Il presidente della Macedonia settentrionale Gordana Silianovska-Davidkova non ha firmato il decreto, che prevede che le licenze nei nidi sono in due lingue. I due più grandi partiti di opposizione, DUI e LSDM, hanno parlato di non firmare il decreto. Dall' DUI, dicono che si tratta di un attacco coordinato alla lingua albanese e ai diritti.
I due più grandi partiti di opposizione, DUI e LSDM, hanno parlato di non firmare il decreto.
Di DUI, è un attacco coordinato alla lingua albanese e ai diritti albanesi.

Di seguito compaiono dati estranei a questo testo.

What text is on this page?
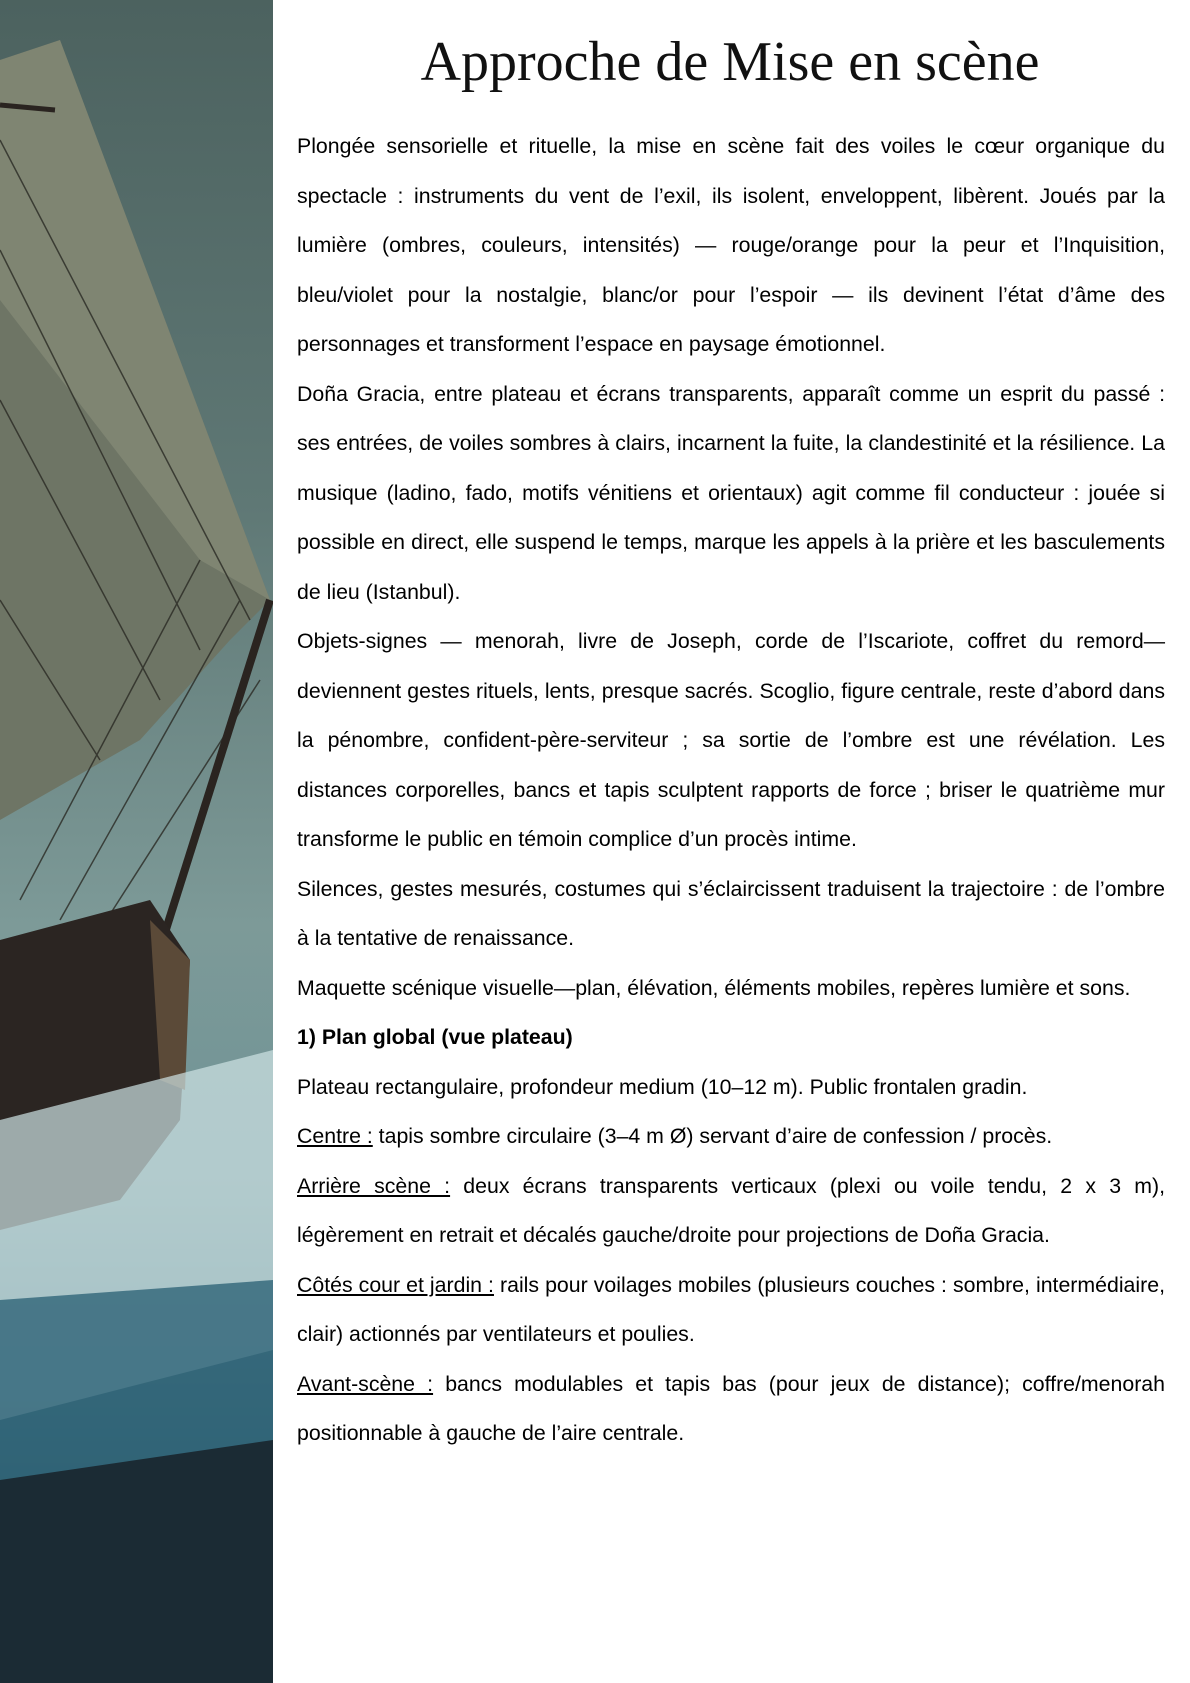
Approche de Mise en scène

Plongée sensorielle et rituelle, la mise en scène fait des voiles le cœur organique du spectacle : instruments du vent de l’exil, ils isolent, enveloppent, libèrent. Joués par la lumière (ombres, couleurs, intensités) — rouge/orange pour la peur et l’Inquisition, bleu/violet pour la nostalgie, blanc/or pour l’espoir — ils devinent l’état d’âme des personnages et transforment l’espace en paysage émotionnel.

Doña Gracia, entre plateau et écrans transparents, apparaît comme un esprit du passé : ses entrées, de voiles sombres à clairs, incarnent la fuite, la clandestinité et la résilience. La musique (ladino, fado, motifs vénitiens et orientaux) agit comme fil conducteur : jouée si possible en direct, elle suspend le temps, marque les appels à la prière et les basculements de lieu (Istanbul).

Objets-signes — menorah, livre de Joseph, corde de l’Iscariote, coffret du remord— deviennent gestes rituels, lents, presque sacrés. Scoglio, figure centrale, reste d’abord dans la pénombre, confident-père-serviteur ; sa sortie de l’ombre est une révélation. Les distances corporelles, bancs et tapis sculptent rapports de force ; briser le quatrième mur transforme le public en témoin complice d’un procès intime.

Silences, gestes mesurés, costumes qui s’éclaircissent traduisent la trajectoire : de l’ombre à la tentative de renaissance.

Maquette scénique visuelle—plan, élévation, éléments mobiles, repères lumière et sons.

1) Plan global (vue plateau)

Plateau rectangulaire, profondeur medium (10–12 m). Public frontalen gradin.

Centre : tapis sombre circulaire (3–4 m Ø) servant d’aire de confession / procès.

Arrière scène : deux écrans transparents verticaux (plexi ou voile tendu, 2 x 3 m), légèrement en retrait et décalés gauche/droite pour projections de Doña Gracia.

Côtés cour et jardin : rails pour voilages mobiles (plusieurs couches : sombre, intermédiaire, clair) actionnés par ventilateurs et poulies.

Avant-scène : bancs modulables et tapis bas (pour jeux de distance); coffre/menorah positionnable à gauche de l’aire centrale.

“L'Unione democratica per l'integrazione (BDI) condanna duramente il veto scandaloso del presidente Gordana Silanovska-Dukova del bilingue. È un attacco aperto alla lingua albanese e un tentativo di minare i diritti degli albanesi nel nord della Macedonia
Ma questa non è un'azione isolata, ma una strategia chiaramente coordinata. Inizialmente, il leader di Ficent, Afrem Gashi, uscì con una dichiarazione per preparare l'opinione contro albanese e creare un alibi per questo movimento, e subito dopo, furioso nazionalismo anti-albanese fu attivato per negare e attaccare tutti gli albanesi. Si tratta di un'aggressione contro gli albanesi, dove la V LEN assume consapevolmente il ruolo di associato Questo non è solo un colpo alla lingua -- è un tentativo di riportare gli albanesi indietro -- per smantellare tutti i diritti guadagnati duri. Funzionamento del governo n. ga VMRO- Il DPMNE, con il supporto del VLEN, mostra che non c'è alcun interesse per la coesistenza, ma sto seguendo un'agenda rinnovata, anti albanese e pericolosa
“DUI ha un messaggio chiaro: l'albanese non è la valuta per lo shopping politico! È un diritto costituzionale inevitabile, non uno strumento politico che questo governo può usare secondo i suoi interessi, chiediamo a tutti gli albanesi, a tutti i cittadini che credono nella coesistenza, nel mondo accademico, nella società civile e in tutte le forze democratiche invece di mobilitare e non permettendo che questa strategia vergognosa sia realizzata. DUI non tornera' indietro! Useremo tutti i meccanismi politici e legali per fermare questa follia anti-albanese. Il presidente e questo governo devono sapere una cosa: gli albanesi non li lasceranno nascondere! La nostra lingua è la nostra dignità, identità e futuro e la proteggeremo a tutti i costi!
Nel frattempo, LSDM attraverso un comunicato rilasciato dai media ha chiesto che il governo abbandoni completamente gli emendamenti alla legge, che, secondo loro, non sono costituzionali e sono stati adottati in opposizione alla Regola di assemblea di”.
“Accogliamo con favore la firma del decreto da parte del presidente dello Stato, Gordana Silanovska-Davidkova, con cui si apre questa possibilità, e chiediamo al governo di ritirarsi dai suoi obiettivi a causa delle controverse disposizioni che contiene. L'articolo 9 e l'articolo 10 della legge per il cambiamento proposto dal governo significa l'introduzione di licenze bilingue nel campo della protezione dei bambini. È controverso che questo segmento è regolato da un'altra legge che definisce l'uso delle lingue, ma anche la Costituzione dello Stato.